Comment on Buying a $250 Residency Card From a Tropical Island Let Me Bypass U.S. Crypto Laws
ayaya@lemdro.id 2 days agoOr any proof of stake coin like Ethereum, which doesn’t require any mining at all. The electricity argument is extremely out of date for most coins besides Bitcoin itself.
As far as I know GPU mining is pretty much completely dead because after Ethereum switch the yields on everything else tanked.
shortwavesurfer@lemmy.zip 2 days ago
To be fair I’m not a huge fan of pure proof of stake because it makes validation more difficult because you have to have code for slashing somebody’s stake if they are malicious or bad and a malicious entity could just buy up a bunch of your tokens and tank them. Admittedly, not a lot of people would do so, but I could totally see a government buying up a bunch of tokens on a network and purposely crashing the network in order to rid themselves of a nuisance and calling it justified. Proof of work makes that much more difficult. Still doable for certain, but much, much more difficult.

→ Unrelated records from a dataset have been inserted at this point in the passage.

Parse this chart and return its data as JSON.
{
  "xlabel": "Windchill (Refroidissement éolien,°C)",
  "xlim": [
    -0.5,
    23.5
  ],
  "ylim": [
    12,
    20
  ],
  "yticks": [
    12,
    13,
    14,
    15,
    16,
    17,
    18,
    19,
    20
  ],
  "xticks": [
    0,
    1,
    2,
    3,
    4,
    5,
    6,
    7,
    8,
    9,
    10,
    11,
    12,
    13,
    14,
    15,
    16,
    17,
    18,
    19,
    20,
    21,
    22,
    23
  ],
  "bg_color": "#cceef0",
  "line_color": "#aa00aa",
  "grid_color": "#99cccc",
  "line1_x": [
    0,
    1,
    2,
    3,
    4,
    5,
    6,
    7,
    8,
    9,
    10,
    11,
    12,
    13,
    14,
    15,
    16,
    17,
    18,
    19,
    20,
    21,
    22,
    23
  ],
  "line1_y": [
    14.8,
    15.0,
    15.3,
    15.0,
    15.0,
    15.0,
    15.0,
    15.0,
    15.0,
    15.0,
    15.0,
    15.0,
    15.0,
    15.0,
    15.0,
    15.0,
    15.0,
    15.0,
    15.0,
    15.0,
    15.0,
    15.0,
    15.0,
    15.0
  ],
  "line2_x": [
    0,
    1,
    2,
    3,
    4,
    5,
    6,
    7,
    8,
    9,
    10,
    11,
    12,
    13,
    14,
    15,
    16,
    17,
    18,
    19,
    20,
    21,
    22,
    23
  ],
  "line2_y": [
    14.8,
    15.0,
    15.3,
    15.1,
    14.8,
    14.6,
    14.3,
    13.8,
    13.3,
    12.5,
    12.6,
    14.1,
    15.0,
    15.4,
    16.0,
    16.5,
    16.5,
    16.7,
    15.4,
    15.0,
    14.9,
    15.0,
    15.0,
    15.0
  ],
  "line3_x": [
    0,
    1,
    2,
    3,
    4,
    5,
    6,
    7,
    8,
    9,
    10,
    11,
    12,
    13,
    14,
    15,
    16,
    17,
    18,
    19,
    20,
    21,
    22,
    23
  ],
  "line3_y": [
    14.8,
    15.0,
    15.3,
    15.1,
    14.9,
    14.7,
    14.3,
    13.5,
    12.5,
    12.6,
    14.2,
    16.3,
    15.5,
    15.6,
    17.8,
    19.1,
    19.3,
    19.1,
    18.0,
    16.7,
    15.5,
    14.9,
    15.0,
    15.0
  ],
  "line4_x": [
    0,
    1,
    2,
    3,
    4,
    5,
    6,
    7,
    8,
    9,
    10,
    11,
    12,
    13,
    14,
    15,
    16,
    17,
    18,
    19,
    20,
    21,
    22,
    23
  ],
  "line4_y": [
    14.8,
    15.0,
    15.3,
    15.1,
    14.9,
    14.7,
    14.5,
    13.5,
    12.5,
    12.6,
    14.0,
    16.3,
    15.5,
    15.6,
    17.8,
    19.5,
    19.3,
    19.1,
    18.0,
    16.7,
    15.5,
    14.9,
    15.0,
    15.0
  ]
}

NotMyOldRedditName@lemmy.world 2 days ago
So a government is going to spend hundreds of billions of dollars to get enough Ethereum to disrupt it, before accounting for the price going up by purchasing hundreds of billions of dollars of Ethereum, and then they’re going to destroy the hundreds of billions of dollars they invested to take the network down, temporarily.
It would be more cost effective to do a supply chain attack and introduce exploits/weaknesses to try and make me doubt using it.